O desconforto de muitos em relação ao benefício da prisão domiciliar, por razões humanitárias, concedido ao ex-presidente Collor de Mello, condenado por corrupção, decorre da desigualdade que prevalece no sistema penal e da ineficiência do Supremo.
O processo se arrasta desde 2015 e, quando chega ao fim, fica um sentimento de frustração pela perspectiva de pena cumprida em apartamento luxuoso.
Collor tem idade avançada (75 anos), é verdade, e doenças graves, conforme exames realizados entre 2019 e 2022 (o que não o impediu de se candidatar ao governo de Alagoas), mas, segundo laudo médico emitido pela penitenciária, seriam “passíveis de tratamento e acompanhamento dentro do sistema prisional alagoano”.
Para o ministro Alexandre de Moraes, “a compatibilização entre a dignidade da pessoa humana, o direito à saúde e a efetividade da Justiça Penal indica a possibilidade de concessão da prisão domiciliar humanitária”.
Essa compatibilização tão saudável de valores (respeito à dignidade humana, direito à saúde e efetividade da punição), porém, não costuma alcançar o preso comum, que não exerceu autoridade pública ou política. Com efeito, preso pobre, branco ou preto, não tem direito nem a diagnóstico médico.
O primeiro presidente eleito pelo voto direto depois do regime militar, amparado no discurso da moralidade pública, sofre impeachment e termina a atribulada carreira com o selo judicial de corrupto e o selo político de aliado do mais repulsivo governante da história do Brasil, o golpista Jair Bolsonaro.
Collor não é um qualquer. Até ser preso (pela impaciência processual de Alexandre de Moraes), frequentava festivos coquetéis em Brasília (mais pelo efeito folclórico do que por poder efetivo), que reúnem, com meticulosa amplitude e liberalidade, ministros do STF, do STJ e do TCU, parlamentares de correntes antagônicas, suspeitos ou não de algum malfeito, diretores de agências governamentais, CEOs de empresas interessadas, advogados ilustres e lobistas.
Porque Collor não é um qualquer, a decisão de Alexandre de Moraes é juridicamente excepcional. Porque a decisão é excepcional, paira no imaginário o sentimento de que a sentença não é pra valer.
Dados do Ministério da Justiça (dezembro de 2024) indicam que no sistema penitenciário há mais de 29 mil mulheres encarceradas (entre elas, gestantes e mães de crianças pequenas), 2.806 presos com mais de 70 anos de idade e 9.090 detentos com algum tipo de deficiência: intelectual (2.532), física (3.895), visual (1.361), auditiva (634) e múltiplas (674).

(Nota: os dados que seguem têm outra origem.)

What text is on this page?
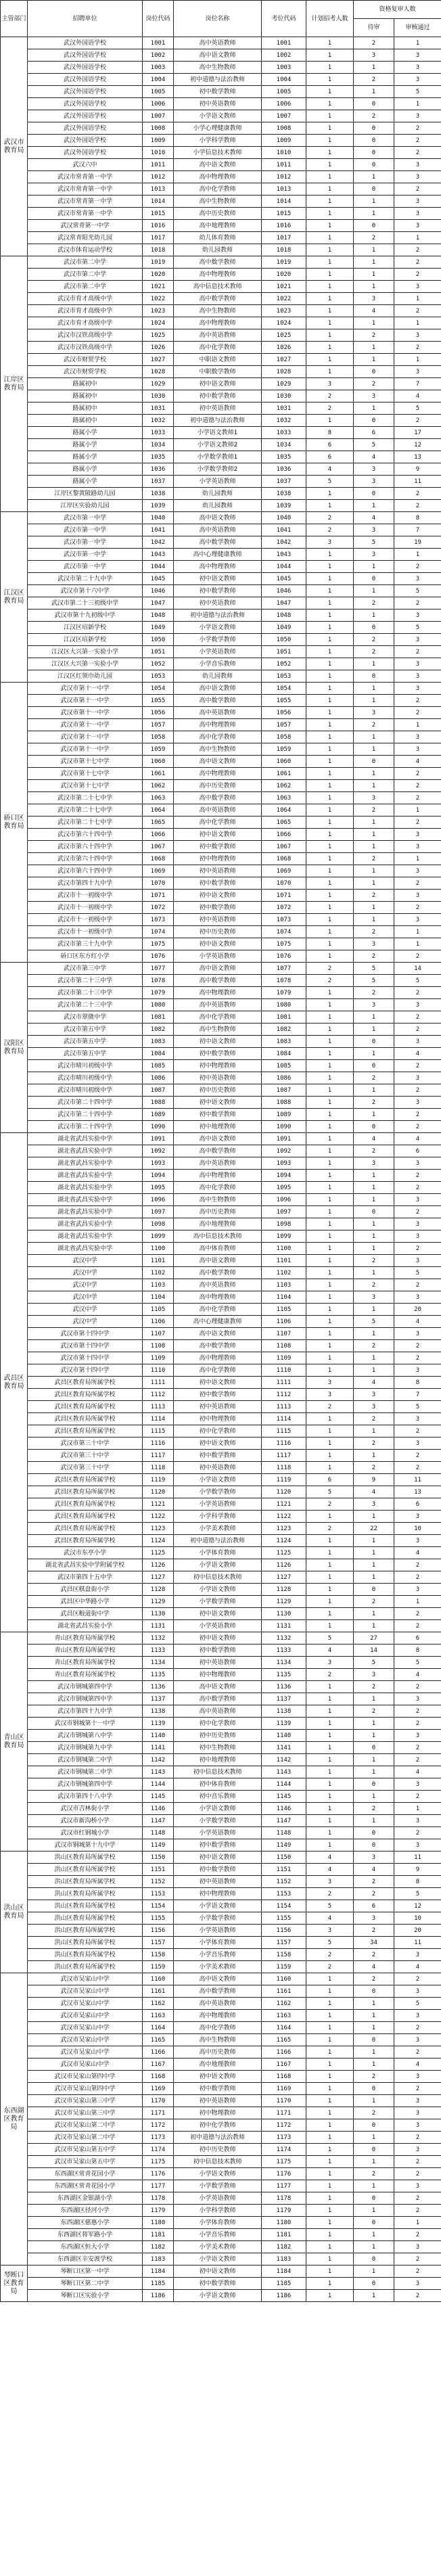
主管部门	招聘单位	岗位代码	岗位名称	考位代码	计划招考人数	资格复审人数	
						待审	审核通过
武汉市教育局	武汉外国语学校	1001	高中英语教师	1001	1	2	1
	武汉外国语学校	1002	高中语文教师	1002	1	3	3
	武汉外国语学校	1003	高中生物教师	1003	1	1	3
	武汉外国语学校	1004	初中道德与法治教师	1004	1	2	3
	武汉外国语学校	1005	初中数学教师	1005	1	1	5
	武汉外国语学校	1006	初中英语教师	1006	1	0	1
	武汉外国语学校	1007	小学语文教师	1007	1	2	3
	武汉外国语学校	1008	小学心理健康教师	1008	1	0	2
	武汉外国语学校	1009	小学科学教师	1009	1	0	2
	武汉外国语学校	1010	小学信息技术教师	1010	1	0	2
	武汉六中	1011	高中语文教师	1011	1	0	3
	武汉市常青第一中学	1012	高中物理教师	1012	1	1	3
	武汉市常青第一中学	1013	高中化学教师	1013	1	0	2
	武汉市常青第一中学	1014	高中生物教师	1014	1	1	3
	武汉市常青第一中学	1015	高中历史教师	1015	1	1	3
	武汉常青第一中学	1016	高中地理教师	1016	1	0	3
	武汉常青阳光幼儿园	1017	幼儿体育教师	1017	1	2	1
	武汉市体育运动学校	1018	幼儿园教师	1018	1	1	2
江岸区教育局	武汉市第二中学	1019	高中数学教师	1019	1	1	2
	武汉市第二中学	1020	高中物理教师	1020	1	1	2
	武汉市第二中学	1021	高中信息技术教师	1021	1	1	3
	武汉市育才高级中学	1022	高中数学教师	1022	1	3	1
	武汉市育才高级中学	1023	高中生物教师	1023	1	4	2
	武汉市育才高级中学	1024	高中物理教师	1024	1	1	1
	武汉市汉铁高级中学	1025	高中英语教师	1025	1	2	3
	武汉市汉铁高级中学	1026	高中化学教师	1026	1	1	2
	武汉市财贸学校	1027	中职语文教师	1027	1	1	1
	武汉市财贸学校	1028	中职数学教师	1028	1	0	3
	路属初中	1029	初中语文教师	1029	3	2	7
	路属初中	1030	初中数学教师	1030	2	3	4
	路属初中	1031	初中英语教师	1031	2	1	5
	路属初中	1032	初中道德与法治教师	1032	1	0	2
	路属小学	1033	小学语文教师1	1033	8	6	17
	路属小学	1034	小学语文教师2	1034	6	5	12
	路属小学	1035	小学数学教师1	1035	6	4	13
	路属小学	1036	小学数学教师2	1036	4	3	9
	路属小学	1037	小学英语教师	1037	5	3	11
	江岸区黎黄陂路幼儿园	1038	幼儿园教师	1038	1	0	2
	江岸区实验幼儿园	1039	幼儿园教师	1039	1	1	2
江汉区教育局	武汉市第一中学	1040	高中语文教师	1040	2	4	8
	武汉市第一中学	1041	高中英语教师	1041	2	3	7
	武汉市第一中学	1042	高中数学教师	1042	3	5	19
	武汉市第一中学	1043	高中心理健康教师	1043	1	3	1
	武汉市第一中学	1044	高中物理教师	1044	1	1	2
	武汉市第二十九中学	1045	初中语文教师	1045	1	0	3
	武汉市第十六中学	1046	初中数学教师	1046	1	1	5
	武汉市第二十三初级中学	1047	初中英语教师	1047	1	2	2
	武汉市第十九初级中学	1048	初中道德与法治教师	1048	1	1	3
	江汉区培新学校	1049	小学语文教师	1049	1	0	5
	江汉区培新学校	1050	小学数学教师	1050	1	2	3
	江汉区大兴第一实验小学	1051	小学英语教师	1051	1	2	2
	江汉区大兴第一实验小学	1052	小学音乐教师	1052	1	1	3
	江汉区红领巾幼儿园	1053	幼儿园教师	1053	1	0	3
硚口区教育局	武汉市第十一中学	1054	高中语文教师	1054	1	1	3
	武汉市第十一中学	1055	高中数学教师	1055	1	1	2
	武汉市第十一中学	1056	高中英语教师	1056	1	3	2
	武汉市第十一中学	1057	高中物理教师	1057	1	2	1
	武汉市第十一中学	1058	高中化学教师	1058	1	1	3
	武汉市第十一中学	1059	高中生物教师	1059	1	1	3
	武汉市第十七中学	1060	高中语文教师	1060	1	0	4
	武汉市第十七中学	1061	高中物理教师	1061	1	1	2
	武汉市第十七中学	1062	高中历史教师	1062	1	1	2
	武汉市第二十七中学	1063	高中数学教师	1063	1	3	2
	武汉市第二十七中学	1064	高中英语教师	1064	1	2	1
	武汉市第二十七中学	1065	高中化学教师	1065	1	1	2
	武汉市第六十四中学	1066	初中语文教师	1066	1	1	3
	武汉市第六十四中学	1067	初中数学教师	1067	1	1	3
	武汉市第六十四中学	1068	初中物理教师	1068	1	2	1
	武汉市第六十四中学	1069	初中英语教师	1069	1	1	3
	武汉市第四十九中学	1070	初中数学教师	1070	1	1	2
	武汉市十一初级中学	1071	初中语文教师	1071	1	2	3
	武汉市十一初级中学	1072	初中数学教师	1072	1	1	2
	武汉市十一初级中学	1073	初中英语教师	1073	1	1	3
	武汉市十一初级中学	1074	初中历史教师	1074	1	2	1
	武汉市第三十九中学	1075	初中语文教师	1075	1	3	1
	硚口区东方红小学	1076	小学英语教师	1076	1	2	2
汉阳区教育局	武汉市第三中学	1077	高中语文教师	1077	2	5	14
	武汉市第二十三中学	1078	高中数学教师	1078	2	5	5
	武汉市第二十三中学	1079	高中物理教师	1079	1	2	2
	武汉市第二十三中学	1080	高中英语教师	1080	1	3	3
	武汉市翠微中学	1081	高中化学教师	1081	1	1	2
	武汉市第五中学	1082	高中生物教师	1082	1	1	2
	武汉市第五中学	1083	初中语文教师	1083	1	0	3
	武汉市第五中学	1084	初中数学教师	1084	1	1	4
	武汉市晴川初级中学	1085	初中物理教师	1085	1	0	2
	武汉市晴川初级中学	1086	初中英语教师	1086	1	2	3
	武汉市晴川初级中学	1087	初中历史教师	1087	1	1	2
	武汉市第二十四中学	1088	初中语文教师	1088	1	2	3
	武汉市第二十四中学	1089	初中数学教师	1089	1	1	2
	武汉市第二十四中学	1090	初中地理教师	1090	1	0	2
武昌区教育局	湖北省武昌实验中学	1091	高中语文教师	1091	1	4	4
	湖北省武昌实验中学	1092	高中数学教师	1092	1	2	6
	湖北省武昌实验中学	1093	高中英语教师	1093	1	3	3
	湖北省武昌实验中学	1094	高中物理教师	1094	1	1	2
	湖北省武昌实验中学	1095	高中化学教师	1095	1	1	2
	湖北省武昌实验中学	1096	高中生物教师	1096	1	1	3
	湖北省武昌实验中学	1097	高中历史教师	1097	1	0	2
	湖北省武昌实验中学	1098	高中地理教师	1098	1	1	3
	湖北省武昌实验中学	1099	高中信息技术教师	1099	1	1	3
	湖北省武昌实验中学	1100	高中体育教师	1100	1	1	2
	武汉中学	1101	高中语文教师	1101	1	2	3
	武汉中学	1102	高中数学教师	1102	1	1	5
	武汉中学	1103	高中英语教师	1103	1	2	2
	武汉中学	1104	高中物理教师	1104	1	3	3
	武汉中学	1105	高中化学教师	1105	1	1	20
	武汉中学	1106	高中心理健康教师	1106	1	5	4
	武汉市第十四中学	1107	高中语文教师	1107	1	1	3
	武汉市第十四中学	1108	高中数学教师	1108	1	2	2
	武汉市第十四中学	1109	高中物理教师	1109	1	1	2
	武汉市第十四中学	1110	高中化学教师	1110	1	1	3
	武昌区教育局所属学校	1111	初中语文教师	1111	3	4	8
	武昌区教育局所属学校	1112	初中数学教师	1112	3	3	7
	武昌区教育局所属学校	1113	初中英语教师	1113	2	3	5
	武昌区教育局所属学校	1114	初中物理教师	1114	1	2	3
	武昌区教育局所属学校	1115	初中化学教师	1115	1	1	2
	武汉市第三十中学	1116	初中语文教师	1116	1	2	3
	武汉市第三十中学	1117	初中数学教师	1117	1	1	2
	武汉市第三十中学	1118	初中英语教师	1118	1	2	2
	武昌区教育局所属学校	1119	小学语文教师	1119	6	9	11
	武昌区教育局所属学校	1120	小学数学教师	1120	5	4	13
	武昌区教育局所属学校	1121	小学英语教师	1121	2	3	6
	武昌区教育局所属学校	1122	小学科学教师	1122	1	1	3
	武昌区教育局所属学校	1123	小学美术教师	1123	2	22	10
	武昌区教育局所属学校	1124	初中道德与法治教师	1124	1	1	3
	武汉市东亭小学	1125	小学体育教师	1125	1	1	4
	湖北省武昌实验中学附属学校	1126	小学语文教师	1126	1	1	2
	武汉市第四十五中学	1127	初中信息技术教师	1127	1	1	2
	武昌区棋盘街小学	1128	小学语文教师	1128	1	0	3
	武昌区中华路小学	1129	小学数学教师	1129	1	2	1
	武昌区粮道街中学	1130	初中语文教师	1130	1	1	2
	湖北省武昌实验小学	1131	小学英语教师	1131	1	1	2
青山区教育局	青山区教育局所属学校	1132	初中语文教师	1132	5	27	6
	青山区教育局所属学校	1133	初中数学教师	1133	4	14	8
	青山区教育局所属学校	1134	初中英语教师	1134	3	5	5
	青山区教育局所属学校	1135	初中物理教师	1135	2	3	4
	武汉市钢城第四中学	1136	高中语文教师	1136	1	2	2
	武汉市钢城第四中学	1137	高中数学教师	1137	1	1	3
	武汉市第四十九中学	1138	高中英语教师	1138	1	2	2
	武汉市钢城第十一中学	1139	初中化学教师	1139	1	1	2
	武汉市钢城第八中学	1140	初中历史教师	1140	1	1	3
	武汉市钢城第九中学	1141	初中生物教师	1141	1	0	2
	武汉市钢城第二中学	1142	初中地理教师	1142	1	1	2
	武汉市钢城第二中学	1143	初中信息技术教师	1143	1	1	4
	武汉市钢城第四中学	1144	初中体育教师	1144	1	0	3
	武汉市第四十八中学	1145	初中音乐教师	1145	1	1	2
	武汉市吉林街小学	1146	小学语文教师	1146	1	2	1
	武汉市新沟桥小学	1147	小学数学教师	1147	1	1	3
	武汉市红钢城小学	1148	小学英语教师	1148	1	0	2
	武汉市钢城第十九中学	1149	初中数学教师	1149	1	0	3
洪山区教育局	洪山区教育局所属学校	1150	初中语文教师	1150	4	3	11
	洪山区教育局所属学校	1151	初中数学教师	1151	4	4	9
	洪山区教育局所属学校	1152	初中英语教师	1152	3	2	8
	洪山区教育局所属学校	1153	初中物理教师	1153	2	2	5
	洪山区教育局所属学校	1154	小学语文教师	1154	5	6	12
	洪山区教育局所属学校	1155	小学数学教师	1155	4	3	10
	洪山区教育局所属学校	1156	小学英语教师	1156	3	2	20
	洪山区教育局所属学校	1157	小学体育教师	1157	5	34	11
	洪山区教育局所属学校	1158	小学音乐教师	1158	2	2	3
	洪山区教育局所属学校	1159	小学美术教师	1159	2	4	4
东西湖区教育局	武汉市吴家山中学	1160	高中语文教师	1160	1	2	2
	武汉市吴家山中学	1161	高中数学教师	1161	1	0	3
	武汉市吴家山中学	1162	高中英语教师	1162	1	1	5
	武汉市吴家山中学	1163	高中物理教师	1163	1	1	3
	武汉市吴家山中学	1164	高中化学教师	1164	1	1	2
	武汉市吴家山中学	1165	高中生物教师	1165	1	0	3
	武汉市吴家山中学	1166	高中历史教师	1166	1	1	2
	武汉市吴家山中学	1167	高中地理教师	1167	1	1	4
	武汉市吴家山第四中学	1168	初中语文教师	1168	1	2	3
	武汉市吴家山第四中学	1169	初中数学教师	1169	1	0	2
	武汉市吴家山第三中学	1170	初中英语教师	1170	1	1	3
	武汉市吴家山第三中学	1171	初中物理教师	1171	1	2	3
	武汉市吴家山第二中学	1172	初中化学教师	1172	1	0	3
	武汉市吴家山第二中学	1173	初中道德与法治教师	1173	1	1	2
	武汉市吴家山第五中学	1174	初中历史教师	1174	1	0	3
	武汉市吴家山第五中学	1175	初中信息技术教师	1175	1	1	2
	东西湖区常青花园小学	1176	小学语文教师	1176	1	2	2
	东西湖区常青花园小学	1177	小学数学教师	1177	1	1	3
	东西湖区金银湖小学	1178	小学英语教师	1178	1	0	2
	东西湖区径河小学	1179	小学科学教师	1179	1	1	2
	东西湖区慈惠小学	1180	小学体育教师	1180	1	0	1
	东西湖区将军路小学	1181	小学音乐教师	1181	1	1	2
	东西湖区恒大小学	1182	小学美术教师	1182	1	1	3
	东西湖区辛安渡学校	1183	小学语文教师	1183	1	0	2
琴断口区教育局	琴断口区第一中学	1184	初中语文教师	1184	1	1	2
	琴断口区第二中学	1185	初中数学教师	1185	1	0	3
	琴断口区实验小学	1186	小学语文教师	1186	1	1	2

Difícil imaginar que em tais segmentos não haja pessoas que, por diferentes motivos, merecem o regime domiciliar humanitário.
Um abismo separa a pregação retórica do Supremo Tribunal Federal da realidade.
O tribunal declara existir “violação massiva de direitos fundamentais no sistema prisional brasileiro”, mas a vida segue. As violações também. O CNJ acaba de divulgar estudo dando conta de que 110 mil réus condenados por tráfico deveriam ter pena menor. São prisões inúteis, como, afinal, inútil é a prisão de Collor.
No país do faz de conta e dos constrangimentos, pátria de analfabetos funcionais, penduricalhos e outras espertezas, era uma vez um tribunal.